By Jeff Kabachinski, MS-T, BS-ETE, MCNE
The final installment of our packet review series involves layer 4 of the Open Systems Interconnection (OSI) model. September’s Networking column delved into the Transmission Control Protocol’s (TCP’s) function—also a layer 4 protocol—but wait: There’s another method to transfer network data.
Recall that TCP is called “connection-oriented,” due to the handshaking process that takes place. It’s also referred to as “reliable data-passing,” as individual packets are tagged and counted. User Datagram Protocol, aka: UDP, is called connectionless, however, since there is no handshaking; this, then, also makes it known as “unreliable data passing.”
UDP is one of the protocols within the TCP/Internet Protocol (IP) suite of 200-plus applications or programs, which also include Hypertext Transfer Protocol,(HTTP) and File Transfer Protocol (FTP).
UDP at the transport layer uses the same address allocations as TCP port numbers. Following the port addresses, the data length field follows in the packet structure to indicate the amount of data in the payload (Figure 1), and the packet also includes a header checksum. You’ll notice that there are no handshaking, sequencing, or acknowledgement fields like with TCP—which is why UDP is called “connectionless” or “unreliable.”
The Connectionless Routine
The connectionless routine tries to initiate communication via UDP packets—UDP doesn’t want to take time to see if everything’s been received by counting the number packets sent.
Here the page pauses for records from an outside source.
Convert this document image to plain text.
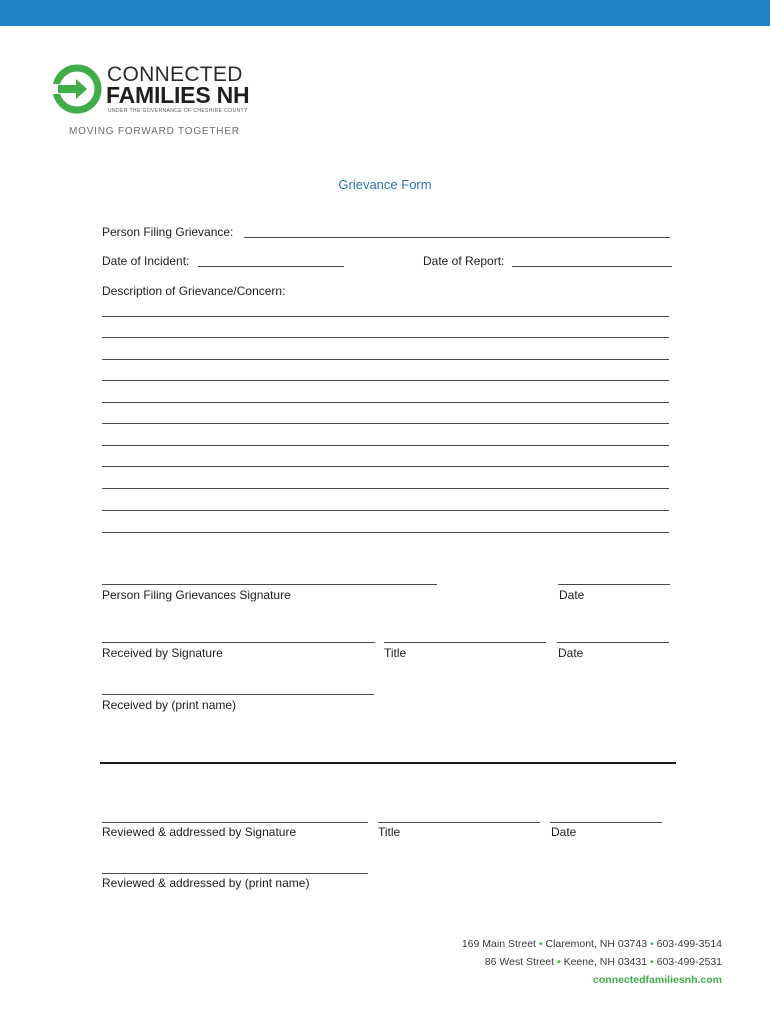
CONNECTED
FAMILIES NH
UNDER THE GOVERNANCE OF CHESHIRE COUNTY
MOVING FORWARD TOGETHER
Grievance Form
Person Filing Grievance:
Date of Incident:	Date of Report:
Description of Grievance/Concern:
Person Filing Grievances Signature	Date
Received by Signature	Title	Date
Received by (print name)
Reviewed & addressed by Signature	Title	Date
Reviewed & addressed by (print name)
169 Main Street • Claremont, NH 03743 • 603-499-3514
86 West Street • Keene, NH 03431 • 603-499-2531
connectedfamiliesnh.com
It could be due to “real time” information, such as a telephone call.
Voice packets are continually sent—and if one is dropped or missed one once in a while, it only briefly breaks the call. Or, in a clinical setting UDP could be to transmit live electrocardiography (ECG) information to a central monitoring station from a patient monitor. After all, the bedside monitor routinely sends UDP packets of real-time ECG waveform sections to the nurses’ station.
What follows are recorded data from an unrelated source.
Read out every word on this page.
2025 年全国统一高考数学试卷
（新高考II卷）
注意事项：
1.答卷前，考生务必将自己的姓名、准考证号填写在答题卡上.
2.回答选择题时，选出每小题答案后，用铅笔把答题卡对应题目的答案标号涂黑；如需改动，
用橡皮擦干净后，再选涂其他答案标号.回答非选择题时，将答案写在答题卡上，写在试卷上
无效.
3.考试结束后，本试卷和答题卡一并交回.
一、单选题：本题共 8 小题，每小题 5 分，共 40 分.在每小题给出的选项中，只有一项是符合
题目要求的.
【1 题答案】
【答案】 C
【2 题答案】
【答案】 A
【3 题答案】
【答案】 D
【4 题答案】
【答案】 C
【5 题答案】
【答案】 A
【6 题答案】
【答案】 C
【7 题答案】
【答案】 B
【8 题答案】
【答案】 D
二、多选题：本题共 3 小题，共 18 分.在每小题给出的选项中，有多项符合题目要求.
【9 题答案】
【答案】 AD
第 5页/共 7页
Again, due to using UDP without counting packets, a packet may get dropped occasionally. And dropped packets will show up as a short gap in the patient’s ECG waveform on the nurse’s screen. Note: There’s no need to add to network traffic by counting packets because, by that time, the waveform is already on the way to scroll off the nurse’s screen. Plus, typical central station monitors only show a few seconds of a patient’s ECG waveform. At the bedside monitor, it will be stored to get the entire ECG data, if needed.
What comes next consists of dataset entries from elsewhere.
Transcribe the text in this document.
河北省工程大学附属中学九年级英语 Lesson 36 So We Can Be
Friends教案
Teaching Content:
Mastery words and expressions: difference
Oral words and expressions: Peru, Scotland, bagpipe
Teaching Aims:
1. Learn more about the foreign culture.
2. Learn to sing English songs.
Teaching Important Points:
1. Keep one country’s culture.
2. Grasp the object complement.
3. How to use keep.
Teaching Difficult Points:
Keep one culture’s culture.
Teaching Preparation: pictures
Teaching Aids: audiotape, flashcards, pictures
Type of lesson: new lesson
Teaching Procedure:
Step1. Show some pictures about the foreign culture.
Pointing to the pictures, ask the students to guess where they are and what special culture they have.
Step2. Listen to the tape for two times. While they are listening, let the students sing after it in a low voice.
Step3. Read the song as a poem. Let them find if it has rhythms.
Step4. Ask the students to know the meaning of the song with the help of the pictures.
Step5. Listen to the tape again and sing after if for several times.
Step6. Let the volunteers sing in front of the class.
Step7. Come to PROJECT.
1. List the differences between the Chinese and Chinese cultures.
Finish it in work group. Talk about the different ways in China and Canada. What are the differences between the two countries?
But for a so-called “real-time” data network, there’s a need to be cautious about the amount of traffic consuming bandwidth. Using Ethernet to merge into high-network traffic becomes more complicated with high traffic and may delay overall network communication.
On the other hand, when printing out a bedside monitor’s full disclosure of 24 hours of ECG waveforms, you must make sure that every packet is received and sequenced correctly so that the report is complete—lacking any waveform gaps. This also avoids having to print half pages or dotted line waveforms due to lost packets. Therefore, in this case, the network will use TCP—the connection-oriented or “reliable data-transfer protocol.”
Summing It Up
This wraps up our series on packet architecture. The discussion started with an overview of the OSI model, showing how packets are built and disassembled. Ethernet addressing and function were then explored, followed by Internet Protocol version 4 (IPv4) addressing and function. Finally, we delved into the transport layer protocols in terms of TCP (a connection-oriented routine) and UDP (a connectionless routine).
A few notes from the packet series:
- Use the OSI model as a protocol viewer. If you come across a protocol you haven’t seen before and can determine the OSI layer that it resides on, knowing what happens at that layer will clue you into what sort of process the protocol provides.
- Use the mnemonic “Please Do Not Throw Sausage Pizza Away”—PDNTSPA—to remember the OSI layers from the bottom up: the physical, data link, network, transport, presentation, session, and application layers.
- An Ethernet local area network address (six bytes of hexadecimal information where a colon delimits each byte) is also known as the hardware address and the media access control (MAC) address. Ethernet and the MAC sub-layer reside at layer 2 of the OSI model: the data link layer.
- IPv4 is a layer 3 wide area network-addressing scheme. The 4-byte decimal address is four bytes in length—with each byte delimited by a period, or “dot”. It is divided into the network identification portion and the node identification portion as defined by the value of the first byte.
Finally, check out Newton’s Telecom Dictionary: Telecommunications, Networking, Information Technologies, The Internet, Wired, Wireless, Satellites and Fiber, which is a great resource if you need to bone up on IT-related acronyms or networking topics in a hurry. (After all, sometimes all you need to know is what the acronym stands for!.
Jeff Kabachinski, MS-T, BS-ETE, MCNE, has more than 20 years of experience as an organizational development and training professional.